An EPLI policy can also be purchased including coverage for immigration defense. However, there are only a few carriers offering the coverage, and it may or may not be insurable in all jurisdictions. This policy will cover your construction company if you are investigated for employing undocumented workers. Optional wage hour defense is also available in some cases if an employee makes a claim involving overtime, exempt or non-exempt status.  

EPLI will pay for attorney’s fees, court costs, settlements and judgments due to charges brought by current and former full-time, part-time, temporary and seasonal employees, recognized volunteers and applicants for employment.

Even if a claim is found to be without merit, legal fees add up quickly for a construction company on the receiving end of an employment practices complaint. EPLI coverage will transfer employment risk to an insurance product whether or not your construction firm is found to be at fault.

The EEOC secures more than $400 million from employers as a result of claims annually. An average out-of-court settlement totals approximately $40,000, while 10 percent of wrongful termination and discrimination cases result in a $1,000,000 settlement against the employer.

How can your construction company avoid charges of unfair or unlawful employment practices?

The best place to start is to take time to learn and adhere to rules laid out by the Equal Employment Opportunity Commission (EEOC). If your construction company were a sports team, the EEOC would be the league office.

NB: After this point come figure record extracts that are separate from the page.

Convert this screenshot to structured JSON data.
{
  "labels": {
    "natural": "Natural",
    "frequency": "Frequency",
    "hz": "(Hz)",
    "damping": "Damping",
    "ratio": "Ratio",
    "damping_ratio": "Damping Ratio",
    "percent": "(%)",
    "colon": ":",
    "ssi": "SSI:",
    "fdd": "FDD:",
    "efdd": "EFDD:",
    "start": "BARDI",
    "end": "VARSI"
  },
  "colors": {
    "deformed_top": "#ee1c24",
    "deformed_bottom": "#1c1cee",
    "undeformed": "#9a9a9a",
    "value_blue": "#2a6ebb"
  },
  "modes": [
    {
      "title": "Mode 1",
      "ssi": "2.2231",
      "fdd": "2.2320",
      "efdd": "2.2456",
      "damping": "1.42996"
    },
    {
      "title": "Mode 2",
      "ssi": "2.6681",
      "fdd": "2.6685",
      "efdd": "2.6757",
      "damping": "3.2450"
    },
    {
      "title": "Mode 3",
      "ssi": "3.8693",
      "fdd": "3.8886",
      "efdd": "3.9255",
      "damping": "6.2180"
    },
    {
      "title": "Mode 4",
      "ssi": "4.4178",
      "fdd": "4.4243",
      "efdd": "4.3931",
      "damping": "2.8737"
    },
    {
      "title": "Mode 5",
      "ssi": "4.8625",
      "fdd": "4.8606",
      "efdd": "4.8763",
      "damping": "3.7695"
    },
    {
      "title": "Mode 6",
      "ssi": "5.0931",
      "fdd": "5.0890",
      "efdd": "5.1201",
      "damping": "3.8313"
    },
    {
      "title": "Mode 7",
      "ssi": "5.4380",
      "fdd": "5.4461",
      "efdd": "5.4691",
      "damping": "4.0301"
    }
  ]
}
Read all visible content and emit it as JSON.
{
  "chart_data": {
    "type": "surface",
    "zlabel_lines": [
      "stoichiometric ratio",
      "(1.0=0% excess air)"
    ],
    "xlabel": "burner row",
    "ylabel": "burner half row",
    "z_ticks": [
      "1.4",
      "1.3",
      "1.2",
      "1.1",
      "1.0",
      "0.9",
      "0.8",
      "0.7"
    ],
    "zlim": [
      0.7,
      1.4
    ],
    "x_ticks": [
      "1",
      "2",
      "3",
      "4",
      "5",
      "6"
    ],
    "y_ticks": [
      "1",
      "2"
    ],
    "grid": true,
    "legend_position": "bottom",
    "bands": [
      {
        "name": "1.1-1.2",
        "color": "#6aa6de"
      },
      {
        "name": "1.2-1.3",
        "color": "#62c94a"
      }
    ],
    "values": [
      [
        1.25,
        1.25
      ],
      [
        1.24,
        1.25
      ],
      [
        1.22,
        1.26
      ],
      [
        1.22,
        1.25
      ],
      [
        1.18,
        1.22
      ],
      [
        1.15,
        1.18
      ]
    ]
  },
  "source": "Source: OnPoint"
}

  • Establish, publish and disseminate consistent employment practices and policies, clearly defining your construction company’s expectations regarding workplace interactions and communications. Detail policies and procedures guiding hiring, disciplining or terminating employees.
  • Schedule awareness training workshops for employees and managers.
  • Monitor your workplace for potential violations.
  • Let managers, employees and contractors know employment practices violations will not be tolerated and will result in dismissal. Maintain an “open door” policy for employees who feel they have been subject to unfair employment practices.

Run; Don’t Walk

Small construction companies—with limited resources for communications, training and monitoring—are often most vulnerable to employment practices breakdowns, which could lead to potentially ruinous claims. According to a survey by insurance analytics company Advisen, only 32 percent of all firms with 50 to 200 employees and 20 percent of all firms with fewer than 50 employees have stand-alone EPLI coverage. If your construction business does not have EPLI coverage, transfer your employment practices risk to insurance coverage by contacting your trusted insurance broker. He or she should understand your unique business needs and present coverages and have significant access to the insurance marketplace.